1863: Dean Hale Derby to Cousin “Priscilla”

This letter was written by Dean Hale Derby (1843-1865), the son of Joel Derby (1807-1882) and Luthera Powers (1812-1888) of Vershire, Orange County, Vermont. Dean enlisted in August 1862 and mustered into Co. A, 15th Vermont Volunteer Infantry on 22 October 1862 as a corporal. He mustered out of the service as a sergeant on 5 August 1863 after nine months. He died on 3 September 1865, two years after leaving the service.

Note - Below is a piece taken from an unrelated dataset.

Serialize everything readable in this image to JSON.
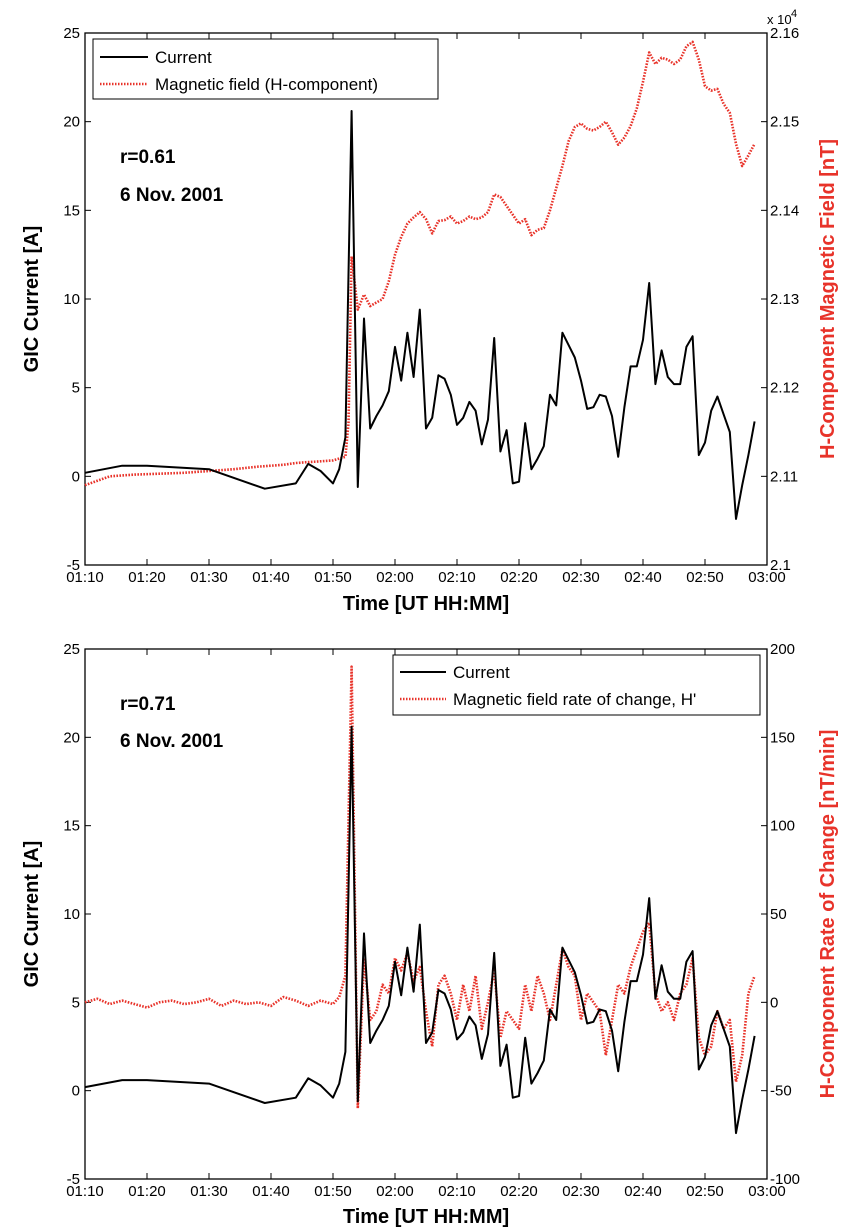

This letter was written in May, 1863, from Union Mills, Virginia. “The regiment was employed during part of June in guarding the Orange & Alexandria railroad at Catlett’s and Bristoe Stations. On June 25, with the rest of the brigade, it began its long forced march to join the 1st corps at Gettysburg. At Emmettsburg on the 30th, the 15th and 12th regiments were detailed to guard the corps train, which they escorted to within about 2 miles of the battle-field on July 1. That evening the 15th was ordered to join the 13th, 14th and 16th, and bivouacked in a wheat field to the left of Cemetery hill. At noon of July 2, while serving as support to the batteries on Cemetery hill, it was ordered to return again and assist the 12th in guarding the train. A detail of two companies, with two from the 12th, had charge of the 1st corps ammunition train near the battlefield. The command overtook the train at Westminster, and moved with it via Frederick City and South mountain towards Hagerstown, Md., rejoining the brigade at Funkstown. During the pursuit of Lee it formed in line of battle on the right of the 1st corps in front of Hagerstown, 200 men of the 15th being thrown forward as skirmishers. When Lee effected his escape into Virginia the regiment was ordered home, arriving in New York City during the draft riots. Its term of service had expired, but it remained at the request of Gen. Canby until order was restored. It was mustered out of service at Brattleboro, Aug. 5, 1863.”

TRANSCRIPTION

In Camp near Union Mills, Virginia
Friday P. M., April 24th 1863

Cousin Priscilla,

I have just now received a letter from Hattie & I thought I must write to you next as it has been some time since I wrote to you. This has been a pretty bad day. It has rained all day very hard & it is now four o’clock P. M. & hasn’t stopped raining. But it looks some as though it might stop before long.

I have just got out of the hospital & am not feeling very well. They have been trying to have me have the measles the second time but they couldn’t make it work very well for I had the measles some twelve years ago & I don’t believe I am handsome enough to have them the second time. The doctor came down to see me Monday morning & said I had got the measles & must go to the hospital. I told him I hadn’t got them but he though I had so I went to the hospital Monday morning & stayed till yesterday and then came back to the camp.

I have not been very well for the last week nor very sick either. Guess I shall be all right in a few days if nothing happens and be ready to do duty next week.

I have just received a little package of new sugar from Mr. Freeman Keyes of Newbury. He has come on to see his son in the 12th. They are some six or seven miles from here. So when he got to Alexandria he sent the sugar right along by mail to me. I tell you it tasted pretty good. Perhaps we shall have some sent from home.

One week ago last Sunday we got marching orders to be ready to march the next morning at half past seven with seven days rations & we expected before this time to be in Richmond but it seems we haven’t moved from here yet & don’t know when we shall. We are liable to move any day & perhaps shan’t go for a month. We are now doing picket duty & probably shall while we stay. Our A tents have been taken away & turned over to Government so we are living in shelter tents now. But we get along very comfortably—sometimes leaks a little when it rains but that’s nothing you know.

George Knight has been moved to Alexandria to a hospital & his wife has gone home to Vermont.

It is just six months last Wednesday since we were mustered into Uncle Sam’s service. Three months longer to serve—just eight months last Wednesday since I enlisted. Time seems short to me. I haven’t time to write more now. Please give my love to all & accept much yourself.